Having to go back to school less than a month later was rough, but my friends didn’t make it any easier. The first weekend back I found myself in an empty townhouse as they all had gone out to party. When they came back, the bathrooms become crowded with vomiters. As if that wasn't a triggering experience for me.

It was then that I decided to find new friends and move out.

When I was a sophomore, I lived with a girl , Pamela, who I had known since day one of college. We were in orchestra together (she plays violin and I play the viola), and we were the fifth members of our friend groups, and since sophomore housing was doubles, we ended up together simply by chance. I knew she didn't party, and I knew her friend group weren't huge party-goers either. I would see her with her friends and I would be so jealous because they were always having fun without drinking. I wanted to hang-out with them more, but I also didn't want to come off as that clingy 6th wheel.

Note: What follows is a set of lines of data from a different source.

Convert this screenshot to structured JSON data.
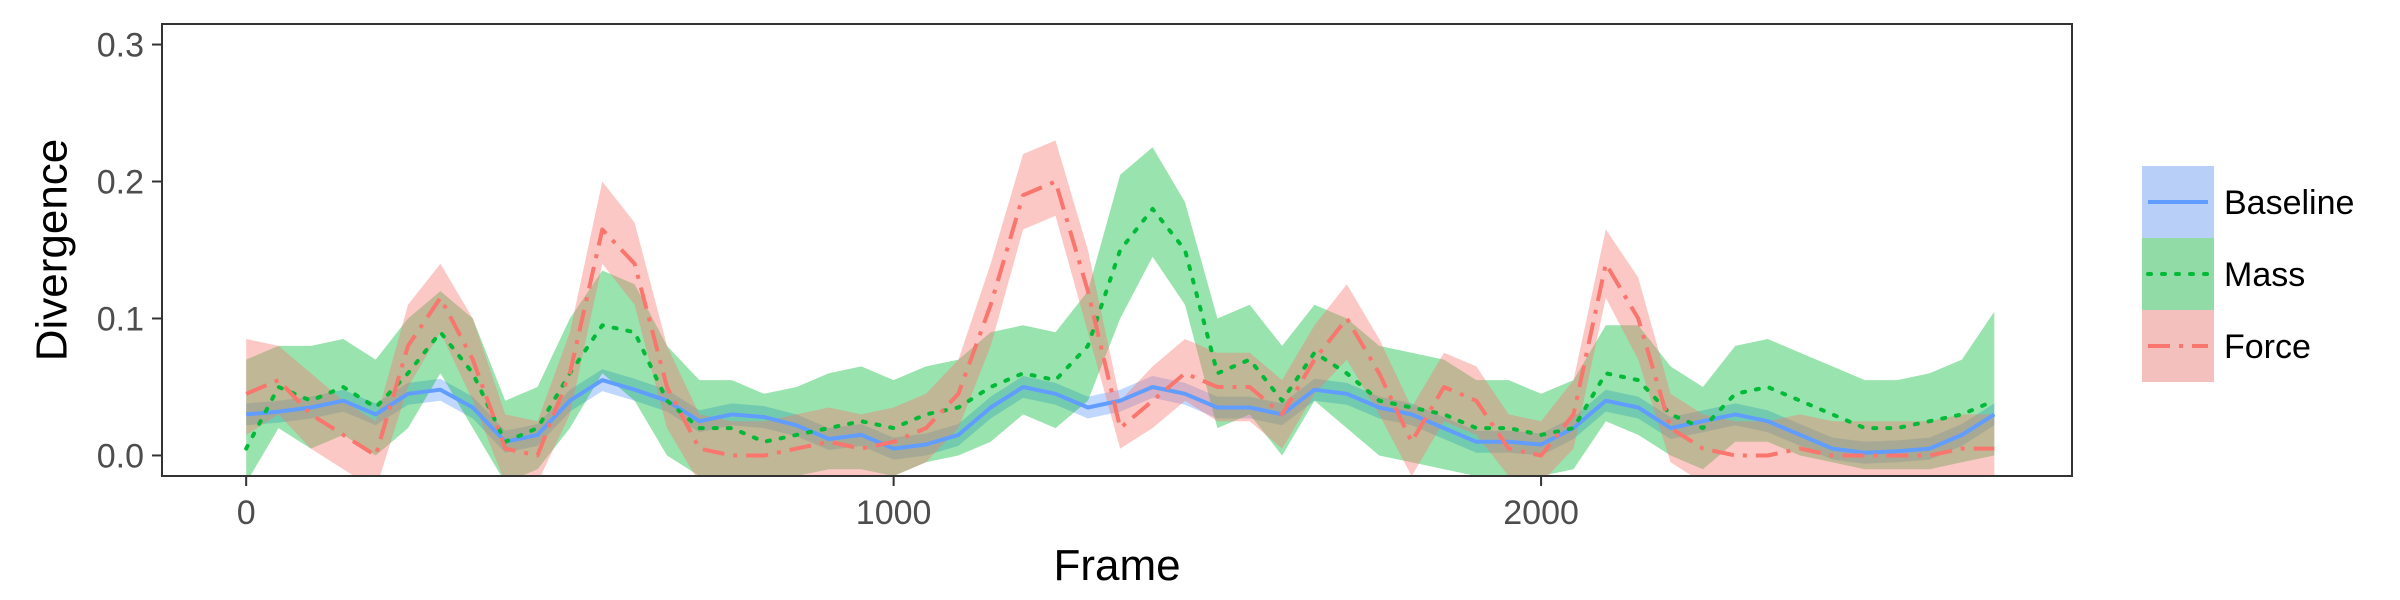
{
  "chart_data": {
    "type": "line",
    "title": "",
    "xlabel": "Frame",
    "ylabel": "Divergence",
    "xlim": [
      -130,
      2820
    ],
    "ylim": [
      -0.015,
      0.315
    ],
    "xticks": [
      0,
      1000,
      2000
    ],
    "xtick_labels": [
      "0",
      "1000",
      "2000"
    ],
    "yticks": [
      0.0,
      0.1,
      0.2,
      0.3
    ],
    "ytick_labels": [
      "0.0",
      "0.1",
      "0.2",
      "0.3"
    ],
    "grid": false,
    "legend_position": "right",
    "x": [
      0,
      50,
      100,
      150,
      200,
      250,
      300,
      350,
      400,
      450,
      500,
      550,
      600,
      650,
      700,
      750,
      800,
      850,
      900,
      950,
      1000,
      1050,
      1100,
      1150,
      1200,
      1250,
      1300,
      1350,
      1400,
      1450,
      1500,
      1550,
      1600,
      1650,
      1700,
      1750,
      1800,
      1850,
      1900,
      1950,
      2000,
      2050,
      2100,
      2150,
      2200,
      2250,
      2300,
      2350,
      2400,
      2450,
      2500,
      2550,
      2600,
      2650,
      2700
    ],
    "series": [
      {
        "name": "Baseline",
        "color": "#619cff",
        "linestyle": "solid",
        "values": [
          0.03,
          0.032,
          0.035,
          0.04,
          0.03,
          0.045,
          0.048,
          0.035,
          0.01,
          0.015,
          0.04,
          0.055,
          0.048,
          0.04,
          0.025,
          0.03,
          0.028,
          0.022,
          0.012,
          0.015,
          0.005,
          0.008,
          0.015,
          0.035,
          0.05,
          0.045,
          0.035,
          0.04,
          0.05,
          0.045,
          0.035,
          0.035,
          0.03,
          0.048,
          0.045,
          0.035,
          0.03,
          0.02,
          0.01,
          0.01,
          0.008,
          0.02,
          0.04,
          0.035,
          0.02,
          0.025,
          0.03,
          0.025,
          0.015,
          0.005,
          0.002,
          0.003,
          0.005,
          0.015,
          0.03
        ],
        "lower": [
          0.022,
          0.024,
          0.027,
          0.032,
          0.022,
          0.037,
          0.04,
          0.027,
          0.002,
          0.007,
          0.032,
          0.047,
          0.04,
          0.032,
          0.017,
          0.022,
          0.02,
          0.014,
          0.004,
          0.007,
          -0.003,
          0.0,
          0.007,
          0.027,
          0.042,
          0.037,
          0.027,
          0.032,
          0.042,
          0.037,
          0.027,
          0.027,
          0.022,
          0.04,
          0.037,
          0.027,
          0.022,
          0.012,
          0.002,
          0.002,
          0.0,
          0.012,
          0.032,
          0.027,
          0.012,
          0.017,
          0.022,
          0.017,
          0.007,
          -0.003,
          -0.006,
          -0.005,
          -0.003,
          0.007,
          0.022
        ],
        "upper": [
          0.038,
          0.04,
          0.043,
          0.048,
          0.038,
          0.053,
          0.056,
          0.043,
          0.018,
          0.023,
          0.048,
          0.063,
          0.056,
          0.048,
          0.033,
          0.038,
          0.036,
          0.03,
          0.02,
          0.023,
          0.013,
          0.016,
          0.023,
          0.043,
          0.058,
          0.053,
          0.043,
          0.048,
          0.058,
          0.053,
          0.043,
          0.043,
          0.038,
          0.056,
          0.053,
          0.043,
          0.038,
          0.028,
          0.018,
          0.018,
          0.016,
          0.028,
          0.048,
          0.043,
          0.028,
          0.033,
          0.038,
          0.033,
          0.023,
          0.013,
          0.01,
          0.011,
          0.013,
          0.023,
          0.038
        ]
      },
      {
        "name": "Mass",
        "color": "#00ba38",
        "linestyle": "dotted",
        "values": [
          0.005,
          0.05,
          0.04,
          0.05,
          0.035,
          0.06,
          0.09,
          0.06,
          0.01,
          0.02,
          0.06,
          0.095,
          0.09,
          0.04,
          0.02,
          0.02,
          0.01,
          0.015,
          0.02,
          0.025,
          0.02,
          0.03,
          0.035,
          0.05,
          0.06,
          0.055,
          0.08,
          0.15,
          0.18,
          0.15,
          0.06,
          0.07,
          0.04,
          0.075,
          0.06,
          0.04,
          0.035,
          0.03,
          0.02,
          0.02,
          0.015,
          0.02,
          0.06,
          0.055,
          0.03,
          0.02,
          0.045,
          0.05,
          0.04,
          0.03,
          0.02,
          0.02,
          0.025,
          0.03,
          0.04
        ],
        "lower": [
          -0.02,
          0.02,
          0.005,
          0.015,
          0.0,
          0.02,
          0.06,
          0.02,
          -0.02,
          -0.01,
          0.02,
          0.06,
          0.04,
          0.0,
          -0.015,
          -0.015,
          -0.015,
          -0.015,
          -0.01,
          -0.01,
          -0.015,
          -0.005,
          0.0,
          0.01,
          0.03,
          0.02,
          0.04,
          0.1,
          0.145,
          0.11,
          0.02,
          0.03,
          0.0,
          0.04,
          0.02,
          0.0,
          -0.005,
          -0.01,
          -0.015,
          -0.015,
          -0.015,
          -0.01,
          0.025,
          0.015,
          0.0,
          -0.01,
          0.01,
          0.01,
          0.0,
          -0.005,
          -0.01,
          -0.01,
          -0.01,
          -0.005,
          0.0
        ],
        "upper": [
          0.07,
          0.08,
          0.08,
          0.085,
          0.07,
          0.1,
          0.12,
          0.1,
          0.04,
          0.05,
          0.1,
          0.135,
          0.125,
          0.08,
          0.055,
          0.055,
          0.045,
          0.05,
          0.06,
          0.065,
          0.055,
          0.065,
          0.07,
          0.09,
          0.095,
          0.09,
          0.12,
          0.205,
          0.225,
          0.185,
          0.1,
          0.11,
          0.08,
          0.11,
          0.1,
          0.08,
          0.075,
          0.07,
          0.055,
          0.055,
          0.045,
          0.055,
          0.095,
          0.095,
          0.065,
          0.05,
          0.08,
          0.085,
          0.075,
          0.065,
          0.055,
          0.055,
          0.06,
          0.07,
          0.105
        ]
      },
      {
        "name": "Force",
        "color": "#f8766d",
        "linestyle": "dashdot",
        "values": [
          0.045,
          0.055,
          0.03,
          0.015,
          0.0,
          0.08,
          0.115,
          0.07,
          0.005,
          0.0,
          0.06,
          0.165,
          0.14,
          0.05,
          0.005,
          0.0,
          0.0,
          0.005,
          0.01,
          0.005,
          0.01,
          0.02,
          0.045,
          0.11,
          0.19,
          0.2,
          0.12,
          0.02,
          0.04,
          0.06,
          0.05,
          0.05,
          0.03,
          0.07,
          0.1,
          0.06,
          0.01,
          0.05,
          0.04,
          0.005,
          0.0,
          0.03,
          0.14,
          0.1,
          0.02,
          0.005,
          0.0,
          0.0,
          0.005,
          0.0,
          0.0,
          0.0,
          0.0,
          0.005,
          0.005
        ],
        "lower": [
          0.015,
          0.03,
          0.005,
          -0.01,
          -0.025,
          0.05,
          0.09,
          0.04,
          -0.02,
          -0.02,
          0.03,
          0.14,
          0.11,
          0.02,
          -0.02,
          -0.02,
          -0.02,
          -0.015,
          -0.015,
          -0.02,
          -0.015,
          -0.005,
          0.02,
          0.08,
          0.165,
          0.175,
          0.09,
          0.005,
          0.02,
          0.04,
          0.025,
          0.025,
          0.005,
          0.045,
          0.07,
          0.03,
          -0.015,
          0.025,
          0.015,
          -0.015,
          -0.02,
          0.005,
          0.115,
          0.07,
          -0.005,
          -0.02,
          -0.02,
          -0.02,
          -0.015,
          -0.02,
          -0.02,
          -0.02,
          -0.02,
          -0.015,
          -0.015
        ],
        "upper": [
          0.085,
          0.08,
          0.06,
          0.04,
          0.025,
          0.11,
          0.14,
          0.1,
          0.03,
          0.025,
          0.09,
          0.2,
          0.17,
          0.08,
          0.03,
          0.025,
          0.025,
          0.03,
          0.035,
          0.03,
          0.035,
          0.045,
          0.07,
          0.14,
          0.22,
          0.23,
          0.15,
          0.04,
          0.065,
          0.085,
          0.075,
          0.075,
          0.055,
          0.095,
          0.125,
          0.085,
          0.035,
          0.075,
          0.065,
          0.03,
          0.025,
          0.055,
          0.165,
          0.13,
          0.045,
          0.03,
          0.025,
          0.025,
          0.03,
          0.025,
          0.025,
          0.025,
          0.025,
          0.03,
          0.03
        ]
      }
    ]
  }
}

I remained close with Pamela, and I decided to reach out to her after my housemates drove me to realize my mistake in living with them. By second semester of my junior year, I was moved in with non-party going friends, and it was the best decision I ever made. I now live with three pretty amazing gals who I am proud to call my close friends.

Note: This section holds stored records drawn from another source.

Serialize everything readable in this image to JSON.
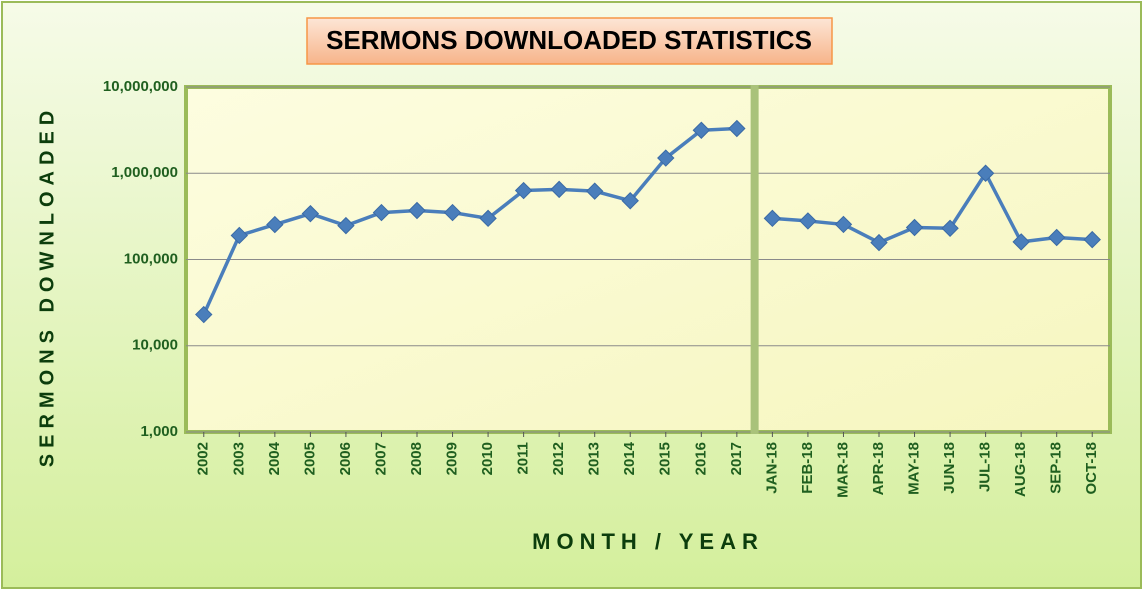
{
  "chart_data": {
    "type": "line",
    "title": "SERMONS DOWNLOADED STATISTICS",
    "x_label": "MONTH / YEAR",
    "y_label": "SERMONS DOWNLOADED",
    "categories": [
      "2002",
      "2003",
      "2004",
      "2005",
      "2006",
      "2007",
      "2008",
      "2009",
      "2010",
      "2011",
      "2012",
      "2013",
      "2014",
      "2015",
      "2016",
      "2017",
      "JAN-18",
      "FEB-18",
      "MAR-18",
      "APR-18",
      "MAY-18",
      "JUN-18",
      "JUL-18",
      "AUG-18",
      "SEP-18",
      "OCT-18"
    ],
    "series": [
      {
        "color": "#4a7ebb",
        "values": [
          23000,
          190000,
          254000,
          340000,
          247000,
          350000,
          370000,
          350000,
          300000,
          630000,
          650000,
          620000,
          480000,
          1500000,
          3150000,
          3300000,
          null,
          null,
          null,
          null,
          null,
          null,
          null,
          null,
          null,
          null
        ]
      },
      {
        "color": "#4a7ebb",
        "values": [
          null,
          null,
          null,
          null,
          null,
          null,
          null,
          null,
          null,
          null,
          null,
          null,
          null,
          null,
          null,
          null,
          300000,
          280000,
          255000,
          157000,
          235000,
          230000,
          1000000,
          160000,
          180000,
          170000
        ]
      }
    ],
    "log_scale": true,
    "grid": true,
    "ylim": [
      1000,
      10000000
    ],
    "yticks": [
      {
        "value": 1000,
        "label": "1,000"
      },
      {
        "value": 10000,
        "label": "10,000"
      },
      {
        "value": 100000,
        "label": "100,000"
      },
      {
        "value": 1000000,
        "label": "1,000,000"
      },
      {
        "value": 10000000,
        "label": "10,000,000"
      }
    ]
  }
}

I am no longer left alone, and I while am not only accepted for my lifestyle choice, my choice is respected. We bake cookies, watch movies, play games, go to late night events, and enjoy staying in on our weekends and evenings. I am finally enjoying college, and it saddens me to think how little time I have left here. It is sad to think how lonely I was for far too long.

So I guess this is all to say that I wish I had known that if you don’t drink, you shouldn’t assume that there aren’t others out there that share your lifestyle. Don’t sacrifice your happiness by surrounding yourself by people who don’t respect your lifestyle because there is a difference between acceptance and respect. I regret my first 3.5 years at Fairfield, and it saddens me to think that I wasn’t happy until I had so little time remaining. You can go to college, not drink and still have fun. I am proof of that, but you just need to allow yourself to be vulnerable to find the right people to surround yourself with.

That is my story, and this is my sober life. Thank you for reading.